Nonetheless, a dedicated language with a compiler well mastered by specialists trained in formal methods is a formidable assurance of the project’s future and interoperability. Basically, an agile dedicated language that adapts to functional requirements and the passage of time multiplies the expressiveness of the code base. In reality, code and language form a coherent whole: only the execution of the code according to the semantics of the language matters.

With an established general-purpose language such as C or Java, you only have the power to change the code to adapt and modify your software. With a dedicated language and a well-tested compiler, the language itself becomes a tool at the service of the software’s evolution, and no longer a necessary evil to choose at the beginning which would inevitably turn into insurmountable levels of technical debt anyway.

What about M: this dedicated language is now 30 years old. Does our modernization proposal have the potential to last that long? It’s impossible to know in advance, but what we can say is that the foundations on which M and M++ are built are far stronger than those on which M had been written in 1990. With clear semantics, a compiler written in a functional language and structured according to a clear and extensible architecture, the language benefits from the evolution of 30 years of good practices in compiler theory and formal methods.

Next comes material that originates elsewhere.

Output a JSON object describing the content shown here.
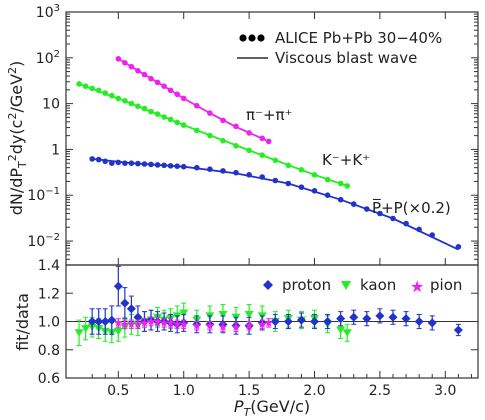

Beware, a dedicated language can become a double-edged sword without the right skillset! You shouldn’t be changing the semantics of a language on the spur of the moment, because a tiny change can break the entire code base. For this reason, compiler engineers and formal methods specialists, far from being rendered obsolete by statistical learning methods, remain and will remain for a very long time absolutely crucial. The study of programming languages, compiler theory and formal methods provide a real specific skill that is extremely useful for many critical computing projects.

## Conclusion: have confidence in language artisans

In a more figurative sense, the choice of the dedicated language and its associated competence in formal methods can be compared to the choice of craftsmanship in relation to an industrial process of porting code from one language to another. Craftsmanship has a long tradition of transmitting knowledge over the long term, based on a small number of independent practitioners trained in high-level skills with relative versatility. In contrast, the industry aims to transform the production process into a fairly rigid chain of standardized tasks performed by low-skilled workers. Like other production sectors, information technology tends to follow this process of industrialization over the course of the time.

But industrialization requires critical mass and often the search for infinite growth. This analogy also applies to the programming languages. So before reluctantly choosing an established language for your long term IT project, ask yourself if you really want to be part of an industrial logic of infinite growth, or if it is not more opportune to entrust its realization to language craftsmen, who will be able to produce and maintain beautiful software from the terroir!